Fairview Cinema owner hoping for May 1 reopening
FRANKLIN — Parish Councilman Patrick Hebert of Berwick made an economic development announcement at Wednesday’s council meeting.
The announcement was about the reopening of the Fairview Cinema in Bayou Vista, possibly as early as May 1.
“The response we have received has been overwhelming,” Hebert said.
Councilman Rodney Olander of Franklin stepped in with a question.
“Who’s opening the cinema?” Olander said.
The answer was Hebert and his wife Christen, drawing laughs from the council members and the audience.
They purchased the theater in November with plans to bring it to Hollywood life again for the first time since 2019. And the community has taken notice.
A Fairview Cinema Facebook page that went online last month has more than 4,000 followers. Four posts on the page have drawn nearly that many likes and loves.
“I’ve been in business a long time,” Hebert, a contractor, said after the meeting. “We’ve never seen this much excitement.”
As the excitement grew, Hebert learned the ins and outs of life in show business.
“It’s been an enormous amount of work for something I’ve never been involved with in my life,” Hebert said at the meeting, “except for going to see a movie.”
Family members have pitched in and will work at the theater when it’s open. Grandchildren painted stripes on the theater parking lot.

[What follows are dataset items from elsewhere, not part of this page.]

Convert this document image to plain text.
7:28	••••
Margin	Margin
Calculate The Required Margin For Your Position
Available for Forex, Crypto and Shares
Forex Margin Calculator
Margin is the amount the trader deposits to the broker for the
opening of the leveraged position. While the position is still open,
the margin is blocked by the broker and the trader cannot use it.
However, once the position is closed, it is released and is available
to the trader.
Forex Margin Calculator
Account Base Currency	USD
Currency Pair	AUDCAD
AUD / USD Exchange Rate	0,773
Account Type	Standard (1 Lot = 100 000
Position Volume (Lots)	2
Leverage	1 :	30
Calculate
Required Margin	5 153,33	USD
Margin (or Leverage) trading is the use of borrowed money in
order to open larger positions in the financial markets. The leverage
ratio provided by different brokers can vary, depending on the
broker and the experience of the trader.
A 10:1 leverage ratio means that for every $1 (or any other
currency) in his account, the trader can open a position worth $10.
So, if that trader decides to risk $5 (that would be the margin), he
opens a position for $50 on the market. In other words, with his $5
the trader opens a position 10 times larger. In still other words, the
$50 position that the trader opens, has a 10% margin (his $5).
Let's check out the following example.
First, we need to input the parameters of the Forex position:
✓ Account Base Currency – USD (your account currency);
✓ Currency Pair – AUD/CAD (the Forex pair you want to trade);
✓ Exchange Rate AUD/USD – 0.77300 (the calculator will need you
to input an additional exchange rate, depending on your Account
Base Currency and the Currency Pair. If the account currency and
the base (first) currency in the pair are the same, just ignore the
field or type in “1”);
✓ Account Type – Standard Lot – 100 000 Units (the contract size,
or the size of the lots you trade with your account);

The projectors turned out to be a major investment. The previous owners sold Fairview’s projectors not long before Hebert acquired the theater. The projectors that will show films at the reopened Fairview cost $80,000.
Then there was actually acquiring the movies to screen for eager cinephiles. Hebert worked with a booker who seemed skeptical at first.
“My booker said, when he first called me, ‘You don’t know anything about the business,’” Hebert said. His response: “I’m going to do it with or without you.”
That aspect of the business seemed to go more smoothly than expected. Hebert said the response from Warner Brothers indicates that the theater will have access to first-run movies, not the second-run features that are often available to small-town and discount theaters.
Small-town, discount or not, Hebert said he’s trying to keep admission and concession prices down to keep a night at the movies affordable.
The Facebook page lists the tentative showtimes at 7 p.m. and 9:30 p.m. Fridays, four shows beginning at 1:30 p.m. Saturdays and two shows beginning at 1:30 p.m. Sundays.
Whenever the doors open, Fairview will enter a movie-going world that is far different from entertainment space of a quarter-century ago.
The Pew Research Center reports that sales peaked at 1.6 billion tickets in the United States and Canada in 2002. Installments in the blockbuster Spiderman, Harry Potter and Star Wars franchises appeared that year.
Ticket sales began a downward drift but were still at 1.3 billion in 2019, even with the emergence of digital downloads and streaming services. Then came COVID.
The pandemic closed theaters and reduced sales by 81% in a single year. Sales have recovered, but not completely, with the cash value of tickets sold in 2025 reaching about 54% of the average for the 2000s and 2010s.
“In a year, if it flops, at least I’ve done everything I could to make it successful,” Hebert said.